Originally Posted by britelite

One idea I had would be to rotate the whole chunkybuffer 90 degrees, which would let me draw to the buffer with the destination using (a0)+ instead of offset(a0), saving a lot of cycles. That would of course require rewriting the c2p-routine.

I had this idea too, as it would make more sence in the memory layout, but would it be possible to make the C2P just as fast?

Be aware that there are variations on 90 degree rotation that may be better; one variation is to split the framebuffer into NxM pixel blocks where each block is rotated/transposed internally. Not sure, haven't thought it through.

Quote:

Originally Posted by chb

Just an idea: If you render from the middle to the upper and lower end, you can exploit some symmetry. if you put texel i above the center, you'll always put texel h-i-1 below (h texture height). If you store your texture 90 deg. rotated and scramble it like 0,h-1,1,h-2,2,h-3..., you can read and write a word with two pixels instead of a byte with one pixel, thereby double the speed. You'd need two additional blitter passes to separate/unscramble the two bytes in the output (or you could maybe even manage to bake it into the c2p?), but you could still come out faster.

EDIT: Here's a nice example where a byte-swap instruction is missing...

Intriguing. Yes, that could work quite well.

Parameters used below: 160 slices in a frame, 320x128 pixels of planar frame buffer, 4 bitplanes. 50% of the frame buffer will be covered by vertical spans, on average.

Let's say we combine Britelite's rendering of horizontal pixel pairs (for dithering) with chb's of byte-interleaving row 0 and 127, row 1 and 126, etc... Then, the render operation is just MOVE.W xx(an),yy(am); This will fetch and write two mirrored 2x1 pixel pairs. this results in %a3b3a2b2a1b1a0b0 A3B3A2B2A1B1A0B0 where a,b are two consecutive pixels on line 0 and A,B are two consecutive pixels on line 127.

The blitter work required to unscramble is an 8bit, a 4bit and a 2bit passe.

CPU time for drawing spans: 20 cycles * 0.5 * 160*128 * 50% = 102400 cycles

Blitter output: 3 * (320*128 * 4 / 8) = 60kB = ~1.5 frames worth of processing

We can get rid of the 8bit pass by changing the CPU logic to do MOVE.W xx(an),dn / MOVEP.W dn,yy(am). This enables us to word-interleave lines instead of byte-interleaving them.
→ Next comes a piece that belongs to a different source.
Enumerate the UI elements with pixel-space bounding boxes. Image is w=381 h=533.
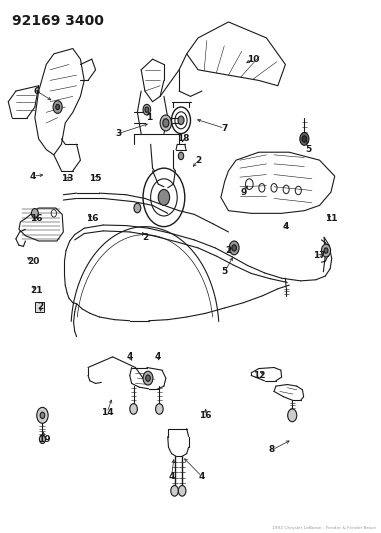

This will take 12+16 = 28 cycles per pixel so increases CPU time to 143360 cycles, but, it probably results in just 40kB of blitter output (so ~1 frame worth of blitter processing).

If we go with Britelite's 2x1 dithered pixel format + chb's mirroring idea + my idea of precomputing pixel pairs vertically (but ignore MOVEP), then we end up with the first 4 bytes of the framebuffer containing pixel data for row 0, then row 127, then row 1, then row 126. We perform MOVE.L xx(an),yy(am) to fetch and write two mirrored 2x2 pixel pairs.
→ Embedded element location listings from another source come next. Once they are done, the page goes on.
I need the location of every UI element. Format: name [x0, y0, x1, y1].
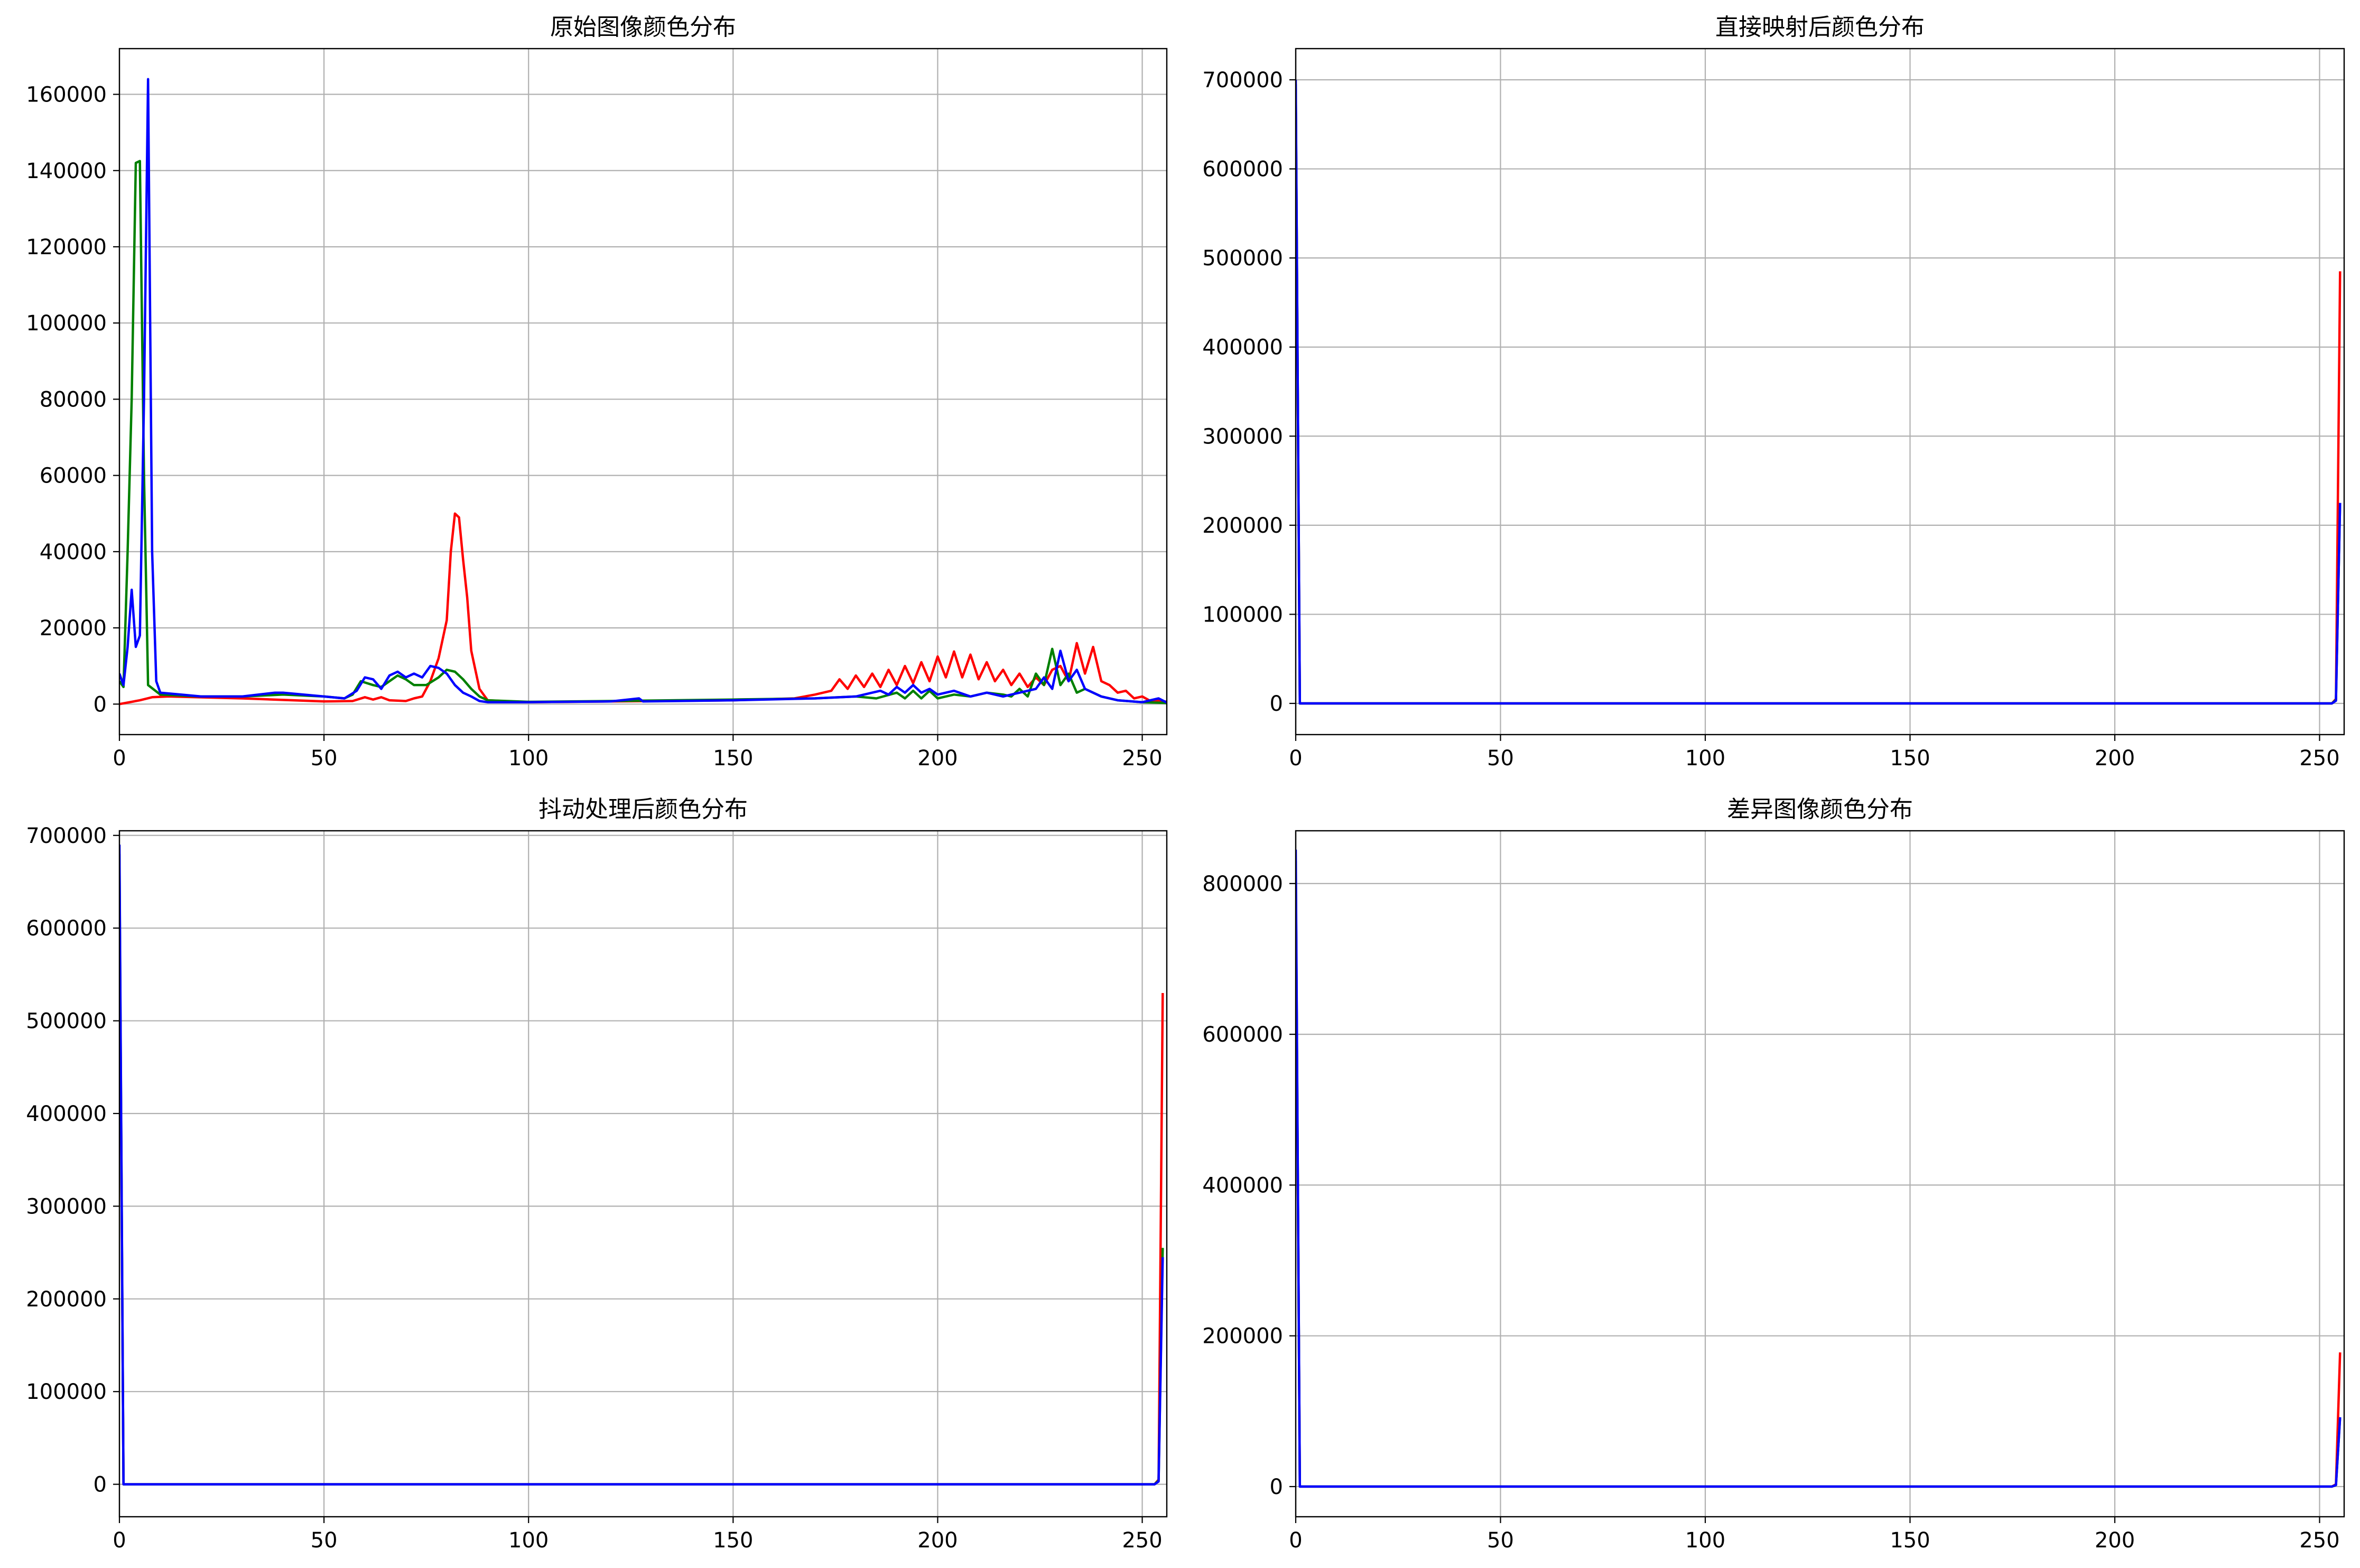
series-line-blue	[119, 845, 1164, 1486]
subplot-title: 直接映射后颜色分布	[1715, 14, 1925, 41]
y-tick-label: 400000	[26, 1102, 107, 1126]
x-tick-label: 0	[1289, 746, 1302, 771]
subplot-title: 抖动处理后颜色分布	[538, 796, 748, 823]
subplot-dithered: 0 50 100 150 200 250 0 100000 200000 300000 400000…	[26, 796, 1168, 1553]
x-tick-label: 50	[1487, 746, 1514, 771]
y-tick-label: 800000	[1202, 872, 1283, 896]
x-tick-label: 150	[713, 1528, 753, 1553]
series-line-blue	[1296, 849, 2342, 1488]
x-tick-label: 0	[113, 1528, 126, 1553]
x-tick-label: 150	[1890, 1528, 1930, 1553]
x-tick-label: 200	[917, 746, 958, 771]
x-tick-label: 100	[1685, 746, 1725, 771]
y-tick-label: 120000	[26, 235, 107, 259]
subplot-title: 差异图像颜色分布	[1727, 796, 1913, 823]
y-tick-label: 400000	[1202, 336, 1283, 360]
x-tick-label: 50	[311, 1528, 338, 1553]
y-tick-label: 200000	[1202, 1324, 1283, 1349]
y-tick-label: 600000	[1202, 157, 1283, 182]
subplots-grid: 0 50 100 150 200 2500200004000060000800001000…	[26, 14, 2345, 1553]
axes-frame	[118, 48, 1168, 736]
y-tick-label: 700000	[1202, 68, 1283, 92]
axes-frame	[1295, 830, 2345, 1518]
x-tick-label: 250	[1122, 1528, 1162, 1553]
x-tick-label: 100	[508, 1528, 549, 1553]
subplot-direct-mapped: 0 50 100 150 200 250 0 100000 200000 300000 400000…	[1202, 14, 2345, 771]
x-tick-label: 250	[1122, 746, 1162, 771]
y-tick-label: 700000	[26, 824, 107, 848]
subplot-title: 原始图像颜色分布	[550, 14, 736, 41]
y-tick-label: 40000	[40, 540, 107, 564]
subplot-original: 0 50 100 150 200 250 0 20000 40000 60000 80000 1000…	[26, 14, 1168, 771]
y-tick-label: 500000	[26, 1009, 107, 1034]
y-tick-label: 200000	[1202, 514, 1283, 538]
y-tick-label: 140000	[26, 159, 107, 183]
y-tick-label: 20000	[40, 616, 107, 641]
y-tick-label: 500000	[1202, 246, 1283, 271]
y-tick-label: 100000	[1202, 602, 1283, 627]
x-tick-label: 100	[508, 746, 549, 771]
series-line-blue	[119, 78, 1167, 704]
x-tick-label: 200	[2095, 746, 2135, 771]
x-tick-label: 150	[713, 746, 753, 771]
series-line-blue	[1296, 79, 2342, 705]
x-tick-label: 100	[1685, 1528, 1725, 1553]
y-tick-label: 80000	[40, 387, 107, 412]
y-tick-label: 300000	[1202, 424, 1283, 449]
x-tick-label: 250	[2299, 746, 2339, 771]
y-tick-label: 0	[1270, 692, 1283, 716]
y-tick-label: 100000	[26, 311, 107, 336]
y-tick-label: 0	[94, 1473, 107, 1497]
axes-frame	[1295, 48, 2345, 736]
y-tick-label: 60000	[40, 464, 107, 488]
x-tick-label: 50	[1487, 1528, 1514, 1553]
y-tick-label: 600000	[1202, 1023, 1283, 1047]
x-tick-label: 0	[1289, 1528, 1302, 1553]
y-tick-label: 200000	[26, 1287, 107, 1312]
x-tick-label: 250	[2299, 1528, 2339, 1553]
y-tick-label: 600000	[26, 916, 107, 941]
x-tick-label: 200	[917, 1528, 958, 1553]
y-tick-label: 100000	[26, 1380, 107, 1404]
x-tick-label: 150	[1890, 746, 1930, 771]
y-tick-label: 160000	[26, 83, 107, 107]
x-tick-label: 200	[2095, 1528, 2135, 1553]
x-tick-label: 50	[311, 746, 338, 771]
x-tick-label: 0	[113, 746, 126, 771]
axes-frame	[118, 830, 1168, 1518]
y-tick-label: 400000	[1202, 1173, 1283, 1198]
y-tick-label: 300000	[26, 1194, 107, 1219]
subplot-difference: 0 50 100 150 200 250 0 200000 400000 600000 800000…	[1202, 796, 2345, 1553]
y-tick-label: 0	[1270, 1475, 1283, 1499]
y-tick-label: 0	[94, 692, 107, 717]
CPU time for drawing spans: 28 cycles * 0.25 * 160*128 * 50% = 71680 cycles

Blitter output: 3 * (320*128 * 4 / 8) = 60kB = ~1.5 frames worth of processing

If do the previous thing but replace the MOVE.L xx(an),yy(am) with a MOVE.L xx(an),dn / MOVEP.L dn,yy(am) pair, then the CPU time spent will reach 102400 cycles but blitter output should again be 40kB (so ~1 frame of blitter work).